A place to think about composition in photography

Archive for February, 2012

Looking at a Landscape

Our perception is tuned to recognise patterns for priority attention.  Probably a successful survival adaptation.

Take a look at this picture:

Walkers in the Yorkshire Dales

Walkers at Buckden

Did you notice the people in the picture?  Just about everyone will.

  • The people are the starting point of interest in this landscape.
  • They command our attention.
  • Then we notice the rest of the landscape
  • Then return to the people again.

The people occupy only 0.5% of the picture area. (yes, I measured it)

This means that we place 99.5% of the picture as a lower priority.

We have an automatic editing ability that allows us to focus our attention on a view and make rapid decisions about it.
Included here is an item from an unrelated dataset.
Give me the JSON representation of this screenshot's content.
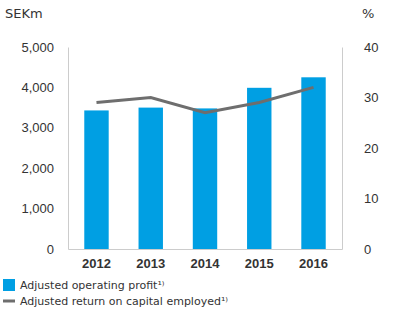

When we think we are seeing a landscape, are we really looking?  David Hockney has thought deeply about this

So What?…. well we can make assumptions and miss things when we see a view.

Looking is much harder to do and takes time.

Making images that connect with others means that they must be different.   One source of this difference is cultivating the ability to look.  I’m trying harder to look, are you?


Tree House

Trees in the winter can be stark things rather devoid of colour.  This is a different look at a tree.

Tree House

Tree House

Wintry blue skies can be intense, especially if they are contrasted with warmer colours.

I liked the pattern of lichens on the ancient roof tiles, they are suggestive of foliage when combined with the shadow of the tree.

Fox Joy

It is always dodgy ground assuming animals have human emotions, however when I saw this fox running across a field from a farm in the south downs I’m sure it had a look of pure joy on its face.